- Ты еще пойдешь ему на уступки. Я этого Шёнемана хорошо знаю по дому Селлентинов.
- Да, да, он был у них домашним учителем, часы занятий укорачивал, часы игры удлинял, на большее его тогда не хватало. А в серсо он играл, как молодой маркиз,- бывало, нехотя залюбуешься. Но вот уже семь лет он рукоположен в священнослужители и ничем не напоминает того Шёнемана, который приударял за самой госпожой Селлентин. Впрочем, надо отдать ему должное: он отменно воспитал обеих барышень, особенно - твою Кете…
Бото смущенно глянул на дядюшку, словно взывая к его скромности. Но старый барон был рад-радехонек, что так ловко подошел к щекотливой теме, и потому продолжал, все более оживляясь:
- Оставь, Бото. К чему таиться? Глупости. Ведель - наш земляк, он узнает обо всем раньше других. Да и оснований нет скрытничать. Ты, можно сказать, помолвлен, мой мальчик. И видит бог - как погляжу я на нынешних барышень,- лучшую тебе не найти. Зубы - жемчуга, смеется непрестанно, вся нить видна. Волосы - лен, создана для поцелуев! Будь я лет на тридцать моложе, уж я бы…
Ведель, заметив смущение Бото, решил протянуть ему руку помощи:
- Да, у Селлентинов все дамы отменно хороши, и матушка и дочери. Мы прошлым летом встречались в Нордернее, очаровательные девицы, но что до меня, я предпочел бы вторую…
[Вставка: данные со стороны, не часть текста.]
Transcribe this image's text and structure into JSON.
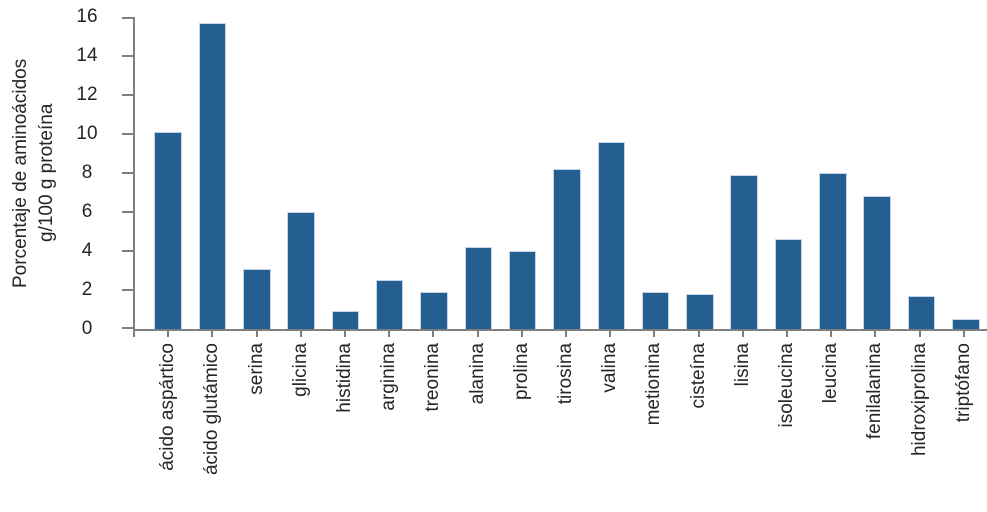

- Вот и отлично. Не будет соперничества, и можно разом сыграть две свадьбы. Шёнеман вас и обвенчает, если только их Клукхун - он обидчив, как все старики,- не воспротивится. А уж я не только пожалую ему экипаж, я уступлю ему спорную землю, ежели мне, не далее как через год, доведется быть гостем на этой свадьбе. Вы богаты, дорогой Ведель, вас, коли можно так выразиться, не подпирает. А теперь взгляните на нашего друга Бото. Вид у него, конечно, цветущий, но вовсе не благодаря этой куче песка, на которой - за вычетом двух-трех лугов - не растет ничего, кроме сосен, и уж никак не благодаря его Озеру мурен. Озеро мурен - звучит прекрасно, я бы даже сказал - поэтически. А дальше что? Одними муренами сыт не будешь. Я знаю, ты не любишь об этом разговаривать, но уж коли мы все равно заговорили, что толку скрытничать? Итак, чем мы располагаем? Твой дедушка спустил за бесценок пастбища, а твой покойный отец - величайшего ума человек, но я не встречал никого, кто бы так скверно и - добавлю - так крупно играл в ломбер,- твой покойный отец по кусочкам распродал пятьсот моргенов пашни езерицким крестьянам, так что из хорошей земли осталась самая малость, да и тридцать тысяч талеров давно разошлись. Будь ты один, еще бы можно жить, но тебе придется делить состояние с братом, а покамест всем заправляет твоя матушка, а моя высокородная сестра. Превосходная женщина, умная, расторопная, но тоже не из бережливых. Чего ради, скажи, Бото, ты служишь в кирасирском полку и чего ради у тебя есть богатая кузина, которая только и ждет, когда ты явишься к ней и скрепишь формальной пропозицией то, о чем давным-давно, когда вы были еще детьми, столковались ваши родители? К чему долгие размышления? Ах, Бото, как бы порадовался твой старый дядюшка, который искренне желает тебе добра, если бы завтра, на обратном пути, он мог заехать к твоей матушке и сообщить ей: «Милая Жозефина, все в порядке, Бото согласен». Ну помогите же мне, Ведель. Ему пора уже расстаться с холостяцкой жизнью, не то он проживет остатки состояния или - того хуже - свяжется с какой-нибудь буржуазкой. Прав я? Разумеется. Итак, решено. Выпьем по этому поводу… Нет, нет, не надо остатков…- И он нажал кнопку звонка.- Шампанского. Лучшей марки.
Глава восьмая
В клубе об эту пору сидело два молодых офицера, из которых один, лейб-гвардейского полка, был высок ростом, строен и гладко выбрит, другой же, прибывший от пазевалькских кирасир, был несколько поменьше ростом и носил бороду, но, согласно уставу, оставлял часть подбородка чистым. Белая камчатная скатерть, на которой оба только что отзавтракали, была отогнута, и на освободившейся половине стола офицеры играли в пикет.
- Шесть козырей и кварта.
- Идет.
- А ты?
- Четырнадцать в тузах, три - в королях, три - в дамах. И ты не берешь взяток.
Он положил карты на стол и смешал их, второй начал тасовать.